Neurosurgical operating rooms are equipped with microscopes in order to provide a good standard of care. Nevertheless, in developing countries, microscopes are not always available. During a short period in a western Africa hospital, we adapted our smartphones as a valid alternative to the microscope.
Using a shaped tin can, a smartphone cover, and a rod fixed to the bed, we could make a support for a smartphone creating a simple “homemade” exoscope, which allowed us to have magnification and light in the surgical field.
Among others, we performed 5 surgical interventions of both spinal and brain surgery using our smartphone as a magnifier. This allowed us to overcome the absence of a better magnification system.
This simple “smartphone-based exoscope” allows surgeons to get an adequate magnification during surgery when microscopes or magnification goggles are not available. It can be a useful solution in developing countries where often nothing better is available 1).
The exoscope has been introduced as an alternative to microscopes or endoscopes. Barbagallo et al. used a 3D, HD exoscope (3D Vitom®, Karl Storz, Tuttlingen, Germany) in two patients undergoing two-level ACDF for cervical myelo-radiculopathy.
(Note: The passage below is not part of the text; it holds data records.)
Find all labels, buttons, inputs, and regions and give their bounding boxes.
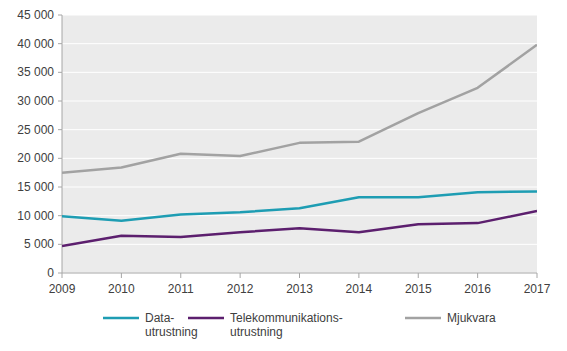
- legend-label-line: Telekommunikations-: [230, 311, 343, 325]
- legend-swatch: [188, 317, 224, 320]
- y-axis: [62, 15, 63, 273]
- plot-background: [62, 15, 537, 273]
- x-tick: [62, 273, 63, 278]
- x-tick-label: 2017: [524, 282, 551, 296]
- y-tick: [58, 101, 62, 102]
- y-tick: [58, 15, 62, 16]
- grid-line: [62, 43, 537, 44]
- legend-label-line: Data-: [145, 311, 174, 325]
- y-tick-label: 40 000: [17, 37, 54, 51]
- y-tick: [58, 187, 62, 188]
- y-tick-label: 5 000: [24, 237, 54, 251]
- y-tick: [58, 43, 62, 44]
- x-tick: [418, 273, 419, 278]
- y-tick: [58, 158, 62, 159]
- y-tick-label: 0: [47, 266, 54, 280]
- x-tick: [240, 273, 241, 278]
- grid-line: [62, 244, 537, 245]
- x-tick: [180, 273, 181, 278]
- grid-line: [62, 72, 537, 73]
- series-line: [62, 45, 537, 173]
- y-tick: [58, 244, 62, 245]
- legend-label: Telekommunikations-utrustning: [230, 311, 343, 339]
- y-tick: [58, 72, 62, 73]
- series-group: [62, 45, 537, 246]
- y-tick-label: 25 000: [17, 123, 54, 137]
- x-tick-label: 2013: [286, 282, 313, 296]
- x-tick-label: 2015: [405, 282, 432, 296]
- y-tick-label: 15 000: [17, 180, 54, 194]
- x-tick-label: 2011: [168, 282, 194, 296]
- legend-label-line: utrustning: [230, 325, 283, 339]
- series-line: [62, 192, 537, 221]
- legend-swatch: [103, 317, 139, 320]
- legend-label-line: utrustning: [145, 325, 198, 339]
- y-tick-label: 10 000: [17, 209, 54, 223]
- y-tick: [58, 129, 62, 130]
- x-tick-label: 2009: [49, 282, 76, 296]
- series-line: [62, 211, 537, 246]
- legend-label: Mjukvara: [447, 311, 496, 325]
- legend-label-line: Mjukvara: [447, 311, 496, 325]
- grid-line: [62, 158, 537, 159]
- legend-label: Data-utrustning: [145, 311, 198, 339]
- y-tick: [58, 215, 62, 216]
- y-tick-label: 30 000: [17, 94, 54, 108]
- y-tick-label: 35 000: [17, 65, 54, 79]
- y-tick-label: 20 000: [17, 151, 54, 165]
- grid-line: [62, 187, 537, 188]
- x-tick: [358, 273, 359, 278]
- grid-line: [62, 101, 537, 102]
- chart: 0 5 000 10 000 15 000 20 000 25 000 30 000 35 0…: [0, 0, 567, 351]
- x-tick-label: 2014: [346, 282, 373, 296]
- x-tick: [121, 273, 122, 278]
- x-tick: [537, 273, 538, 278]
- y-tick-label: 45 000: [17, 8, 54, 22]
- grid-line: [62, 129, 537, 130]
- x-tick-label: 2010: [108, 282, 135, 296]
- x-tick: [477, 273, 478, 278]
- grid-line: [62, 215, 537, 216]
- x-tick-label: 2016: [464, 282, 491, 296]
- y-tick: [58, 273, 62, 274]
- x-tick-label: 2012: [227, 282, 254, 296]
- grid-line: [62, 15, 537, 16]
- x-tick: [299, 273, 300, 278]
- legend-swatch: [405, 317, 441, 320]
The exoscope was used during soft-tissue dissection, discectomy, osteophytectomy and cage insertion. Microsurgical drilling of posterior osteophytes, which usually requires adequate magnification and proper microscope angulation, was also performed with the exoscope.
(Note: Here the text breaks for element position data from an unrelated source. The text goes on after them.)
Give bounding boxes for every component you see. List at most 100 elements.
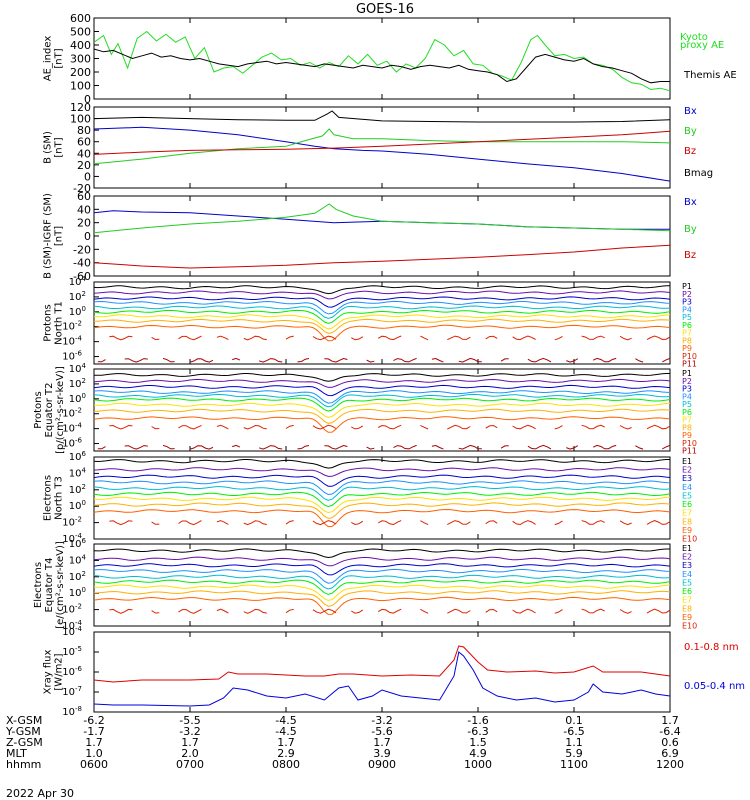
channel-label-e9: E9	[682, 526, 692, 535]
channel-label-p3: P3	[682, 298, 692, 307]
x-row-value: -1.6	[467, 714, 488, 727]
series-line-themis-ae	[93, 48, 670, 84]
y-tick-exponent: 4	[82, 362, 87, 370]
x-row-value: 1.7	[85, 736, 103, 749]
y-tick-exponent: 4	[82, 553, 87, 561]
channel-label-p5: P5	[682, 313, 692, 322]
x-row-value: 2.0	[181, 747, 199, 760]
y-axis-label: [e/(cm²-s-sr-keV)]	[55, 541, 66, 629]
legend-entry: Kyoto	[680, 32, 708, 43]
y-tick-label: 10-6	[62, 665, 82, 678]
x-row-value: 6.9	[661, 747, 679, 760]
panel-xray: 10-4 10-5 10-6 10-7 10-8 Xray flux [W/m2] 0.1-0…	[43, 625, 746, 718]
y-tick-label: 102	[69, 290, 86, 303]
channel-line-p11	[97, 357, 671, 363]
x-row-value: 0700	[176, 758, 204, 771]
y-tick-exponent: 4	[82, 275, 87, 283]
x-row-value: 0.6	[661, 736, 679, 749]
x-row-value: -6.2	[83, 714, 104, 727]
y-tick-label: 10-5	[62, 645, 82, 658]
y-tick-exponent: 6	[82, 450, 87, 458]
y-tick-label: 10-4	[62, 625, 82, 638]
y-axis-label: B (SM)	[43, 131, 54, 164]
y-tick-exponent: 0	[82, 586, 86, 594]
channel-line-e2	[93, 556, 671, 567]
y-axis-label: North T3	[54, 476, 65, 520]
y-axis-label: Electrons	[43, 475, 54, 521]
legend-entry: By	[684, 224, 697, 235]
y-tick-exponent: 2	[82, 483, 86, 491]
channel-label-e5: E5	[682, 578, 692, 587]
series-line-bz	[93, 130, 671, 155]
y-tick-label: 400	[70, 39, 91, 52]
channel-line-e1	[93, 548, 670, 559]
channel-line-e10	[109, 608, 671, 614]
panel-frame	[93, 281, 671, 365]
y-axis-label: North T1	[54, 301, 65, 345]
legend-entry: Bx	[684, 197, 697, 208]
channel-label-e6: E6	[682, 500, 692, 509]
y-axis-label: [nT]	[54, 48, 65, 68]
legend-entry: Bx	[684, 106, 697, 117]
channel-label-p11: P11	[682, 360, 697, 369]
y-tick-label: 40	[77, 203, 91, 216]
x-row-value: 1.7	[661, 714, 679, 727]
x-axis-rows: X-GSM -6.2 -5.5 -4.5 -3.2 -1.6 0.1 1.7 Y-GSM -1.7…	[5, 714, 684, 771]
channel-label-e3: E3	[682, 474, 692, 483]
y-axis-label: [nT]	[54, 226, 65, 246]
channel-label-p4: P4	[682, 392, 692, 401]
y-tick-label: 10-4	[62, 335, 82, 348]
channel-label-e4: E4	[682, 570, 692, 579]
y-tick-exponent: -2	[75, 320, 82, 328]
y-tick-exponent: 6	[82, 537, 87, 545]
x-row-value: 0600	[80, 758, 108, 771]
y-tick-exponent: -6	[75, 437, 83, 445]
y-tick-label: 20	[77, 217, 91, 230]
y-tick-exponent: -7	[75, 685, 82, 693]
y-tick-exponent: -8	[75, 705, 82, 713]
channel-line-p1	[93, 285, 670, 295]
series-line-bx	[93, 210, 670, 230]
channel-line-e5	[93, 574, 671, 590]
series-line-bz	[93, 244, 671, 269]
x-row-value: 0800	[272, 758, 300, 771]
y-axis-label: AE_index	[43, 36, 54, 82]
series-line-0-1-0-8-nm	[93, 645, 671, 683]
channel-line-p3	[93, 296, 671, 308]
x-row-label: X-GSM	[6, 714, 42, 727]
channel-line-e10	[109, 520, 671, 526]
x-row-value: -5.5	[179, 714, 200, 727]
y-tick-label: 104	[69, 362, 87, 375]
channel-line-p8	[94, 318, 671, 334]
channel-label-e2: E2	[682, 466, 692, 475]
y-tick-label: 10-7	[62, 685, 82, 698]
y-tick-exponent: -2	[75, 603, 82, 611]
x-row-value: -5.6	[371, 725, 392, 738]
channel-label-e4: E4	[682, 483, 692, 492]
y-tick-label: 40	[77, 147, 91, 160]
x-row-value: -6.4	[659, 725, 680, 738]
channel-label-e8: E8	[682, 517, 692, 526]
x-row-value: -6.3	[467, 725, 488, 738]
x-row-value: 4.9	[469, 747, 487, 760]
channel-line-e8	[93, 590, 671, 607]
channel-line-p2	[93, 378, 671, 388]
panel-frame	[93, 195, 671, 277]
y-tick-label: 100	[70, 113, 91, 126]
y-tick-exponent: -2	[75, 407, 82, 415]
y-tick-label: 10-2	[62, 320, 82, 333]
x-row-value: -4.5	[275, 725, 296, 738]
channel-label-p2: P2	[682, 377, 692, 386]
y-tick-label: 80	[77, 124, 91, 137]
series-line-by	[93, 203, 671, 234]
channel-line-p4	[93, 300, 671, 315]
channel-line-e3	[93, 474, 671, 487]
channel-label-p11: P11	[682, 447, 697, 456]
channel-line-p6	[93, 397, 671, 412]
figure-title: GOES-16	[356, 2, 414, 17]
y-tick-label: 600	[70, 12, 91, 25]
y-tick-label: 0	[84, 93, 91, 106]
channel-line-e9	[93, 508, 671, 528]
Exoscope provided a 3D view of the surgical field similar to a microscope and allowed us to effectively and safely perform the above surgical steps. The main advantage of 3D exoscope-assisted surgery, compared to microscope-assisted surgery, is the possibility to generate videos with a similar view and image quality as perceived by the surgeon; therefore, the didactic capabilities of exoscopic videos are greater than those provided by microscopes. Exoscopes are also smaller compared to microscopes: this allows for comfortable use from early surgical steps to device implantation.
Barbagallo et al., think that exoscope-assisted surgery may become a safe and effective alternative to microscope-assisted surgery in ACDF 2).